Members of the DesignSingapore Council International Advisory Panel (IAP) explored how design can play an integral role in shaping future healthcare systems during the fifth annual meeting in Singapore this week. The panel, chaired by Mr. Edmund Cheng, comprised renowned international design-related and business leaders from the United States, Europe and Japan.
After an overview of Singapore's healthcare system and hospital visits to understand the current processes, Mr. Chris Bangle, Managing Director, Chris Bangle Associates, commented, "Singapore's healthcare cluster is very robust and has already taken major steps in setting an example for other service economy systems. Design can add further to this already excellent foundation by making the healthcare experience a highly personal and meaningful one."
The panel discussed the role of design to go beyond practical considerations to address the emotional aspects across all elements of healthcare to that can help alleviate fear and misunderstanding, mitigate potential dangers and foster dignity.
"As part of the next phase of the DesignSingapore Initiative, we want to use design as a process and strategic business tool to enable Singapore's key economic clusters to achieve new value innovation. By focusing on the healthcare cluster at this year's meeting, we wanted to set in place the beginnings of a process that will challenge current conventions with a goal of identifying where design can contribute in a significant way to improving the quality of life for other sectors of the economy," said Mr. Edmund Cheng, Chairman, DesignSingapore Council International Advisory Panel. "An open mind and a clear view of the role of design will help accelerate Singapore's progress in becoming a world-class healthcare hub."
The panel's vision for design in healthcare centred on innovation beyond process planning and physical objects, to bring about a harmonic experience for all participants in the healthcare process, from healthcare professionals to those receiving medical treatment and their families. "Design serves more than just an aesthetic purpose. I believe it is very important to put the person at the centre of the process before we look at addressing how design and innovation can benefit healthcare," said Mr. Toshiyuki Kita, Product Designer, Studio Toshiyuki KITA.

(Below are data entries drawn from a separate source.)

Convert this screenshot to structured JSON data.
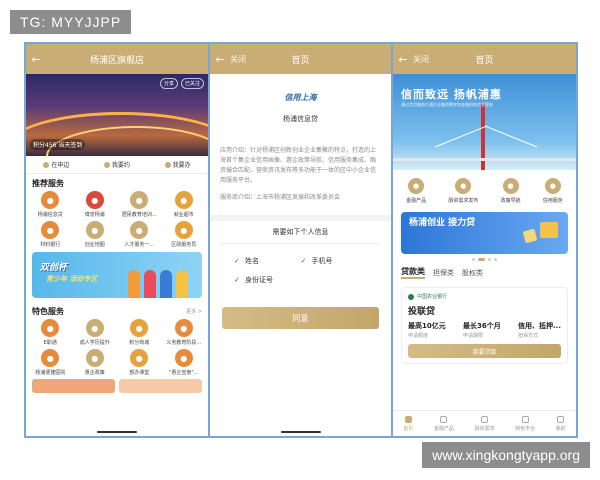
{
  "overlay": {
    "tag": "TG: MYYJJPP",
    "watermark": "www.xingkongtyapp.org"
  },
  "colors": {
    "gold": "#c9ad74",
    "frame": "#7aa6d4"
  },
  "phone1": {
    "title": "杨浦区旗舰店",
    "points": "积分456 当天签到",
    "chips": [
      "分享",
      "已关注"
    ],
    "tabs": [
      "在申边",
      "我要约",
      "我要办"
    ],
    "services_title": "推荐服务",
    "services": [
      {
        "label": "杨浦信息贷",
        "icon": "coin-icon",
        "color": "#e88a3c"
      },
      {
        "label": "博览杨浦",
        "icon": "gift-icon",
        "color": "#d94a3a"
      },
      {
        "label": "居民教育培训...",
        "icon": "book-icon",
        "color": "#c9ad74"
      },
      {
        "label": "就业超市",
        "icon": "briefcase-icon",
        "color": "#e8a23c"
      },
      {
        "label": "材料银行",
        "icon": "box-icon",
        "color": "#e88a3c"
      },
      {
        "label": "创业地图",
        "icon": "map-icon",
        "color": "#c9ad74"
      },
      {
        "label": "人才服务一...",
        "icon": "person-icon",
        "color": "#c9ad74"
      },
      {
        "label": "区政服务员",
        "icon": "badge-icon",
        "color": "#e8a23c"
      }
    ],
    "promo": {
      "title": "双创杯",
      "subtitle": "青少年 活动专区"
    },
    "featured_title": "特色服务",
    "featured_more": "更多 >",
    "featured": [
      {
        "label": "E职通",
        "icon": "bulb-icon",
        "color": "#e88a3c"
      },
      {
        "label": "成人学历提升",
        "icon": "cap-icon",
        "color": "#c9ad74"
      },
      {
        "label": "积分商城",
        "icon": "cart-icon",
        "color": "#e8a23c"
      },
      {
        "label": "义务教育阶段...",
        "icon": "school-icon",
        "color": "#e88a3c"
      },
      {
        "label": "杨浦便捷医院",
        "icon": "hospital-icon",
        "color": "#e88a3c"
      },
      {
        "label": "惠企政策",
        "icon": "doc-icon",
        "color": "#c9ad74"
      },
      {
        "label": "部办课堂",
        "icon": "class-icon",
        "color": "#e8a23c"
      },
      {
        "label": "\"惠企宣南\"...",
        "icon": "speaker-icon",
        "color": "#e88a3c"
      }
    ]
  },
  "phone2": {
    "close": "关闭",
    "title": "首页",
    "logo": "信用上海",
    "name": "杨浦信息贷",
    "desc": "应用介绍：针对杨浦区创新创业企业集聚的特点，打造的上海首个集企业信用画像、惠企政策导航、信用服务集成、融资撮合匹配、营商资讯发布等多功能于一体的区中小企业信用服务平台。",
    "org": "服务商介绍：上海市杨浦区发展和改革委员会",
    "need": "需要如下个人信息",
    "checks": [
      "姓名",
      "手机号",
      "身份证号"
    ],
    "agree": "同意"
  },
  "phone3": {
    "close": "关闭",
    "title": "首页",
    "banner_title": "信而致远 扬帆浦惠",
    "banner_sub": "通过信用服务打通企业融资需求和金融机构信息壁垒",
    "icons": [
      {
        "label": "金融产品",
        "icon": "money-bag-icon"
      },
      {
        "label": "融资需求发布",
        "icon": "send-icon"
      },
      {
        "label": "政策导航",
        "icon": "compass-icon"
      },
      {
        "label": "信用服务",
        "icon": "heart-icon"
      }
    ],
    "promo": "杨浦创业 接力贷",
    "categories": [
      "贷款类",
      "担保类",
      "股权类"
    ],
    "card": {
      "bank": "中国农业银行",
      "product": "投联贷",
      "amount_value": "最高10亿元",
      "amount_label": "申请额度",
      "term_value": "最长36个月",
      "term_label": "申请期限",
      "guarantee_value": "信用、抵押...",
      "guarantee_label": "担保方式",
      "apply": "我要贷款"
    },
    "tabbar": [
      "首页",
      "金融产品",
      "融资需求",
      "特色平台",
      "我的"
    ]
  }
}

With Singapore's diverse cultures and its appreciation of eastern and western philosophies, the panel agreed that design can help to bring together concepts that shape the whole experience, from both interventional and holistic medical practices. "Design is a prism through which to look at products and systems to illuminate a new perspective. Our vision is a harmonic and innovative healthcare system based on a balance of the best experiences, techniques and elements for all participants in the healthcare cluster. This model can set a new benchmark for an improved definition of the healthcare experience," Mr. Richard Seymour, Co-founder, Seymourpowell.
The panel recommended that the first step in creating a harmonic healthcare model would be design research, incorporating anthropological, ethnographic, human ergonomics and emotional considerations into how design can be applied as part of the planning and delivery process of developing healthcare systems. "We need to look beyond illness to focusing on meaningful healing and wellness. We need to assess the relevance of accepted norms, such as the hospital waiting room and whether its role has to be redefined. We need to be able to see the experience through the eyes of real people, for example when they are being transported on their backs on a gurney and the role of the ceiling in that context to inform and comfort," elaborated Mr. Toyo Ito, Architect, Toyo Ito & Associates, Architects.

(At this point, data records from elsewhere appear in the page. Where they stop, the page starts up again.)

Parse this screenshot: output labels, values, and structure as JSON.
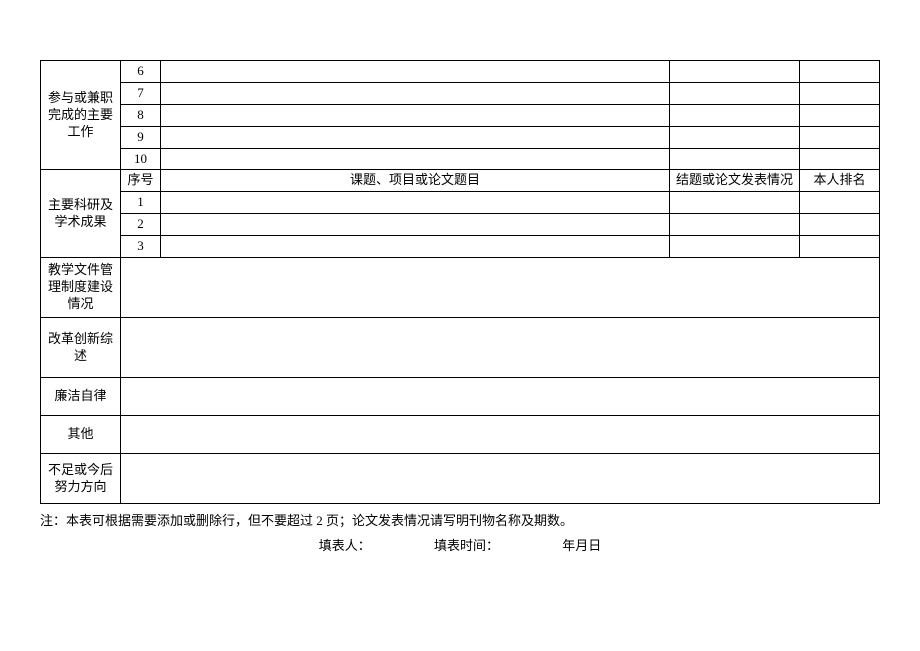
{
  "section1": {
    "label": "参与或兼职完成的主要工作",
    "rows": [
      "6",
      "7",
      "8",
      "9",
      "10"
    ]
  },
  "section2": {
    "label": "主要科研及学术成果",
    "header": {
      "num": "序号",
      "topic": "课题、项目或论文题目",
      "status": "结题或论文发表情况",
      "rank": "本人排名"
    },
    "rows": [
      "1",
      "2",
      "3"
    ]
  },
  "section3": {
    "label": "教学文件管理制度建设情况"
  },
  "section4": {
    "label": "改革创新综述"
  },
  "section5": {
    "label": "廉洁自律"
  },
  "section6": {
    "label": "其他"
  },
  "section7": {
    "label": "不足或今后努力方向"
  },
  "notes": "注：本表可根据需要添加或删除行，但不要超过 2 页；论文发表情况请写明刊物名称及期数。",
  "footer": {
    "filler": "填表人：",
    "time": "填表时间：",
    "date": "年月日"
  }
}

"For example, technology can play a role to demystify healthcare and enable people to be 'always on' in a way that is meaningful and relevant to their unique healthcare requirements, said Mr. Dick Powell, Co-founder, Seymourpowell. "By providing information tools across multiple channels before, during and after a treatment process in a way that is sensitised to each person's need for deep or light data and frequency of information access, we can enrich people's lives by giving them a sense of control and ultimately, reduce anxiety."
It was noted that Singapore is well-placed to develop new models as a relatively small market that is able to break down barriers between healthcare institutions in the country. "Without doubt, the models that Singapore can develop, small or large, can easily be duplicated for the benefit of healthcare systems worldwide. Singapore is also already investing heavily in biotechnology and biomedical sciences that can incorporate the concept of design from day one of a new initiative," said Mr. Steve Hayden, Vice Chairman, Ogilvy & Mather Worldwide.
The panel concluded that the benefit of a more harmonic vision for healthcare design could act as an economic accelerator for the cluster and will give rise to Singapore Solutions that help differentiate Singapore's role in contributing to healthcare systems worldwide.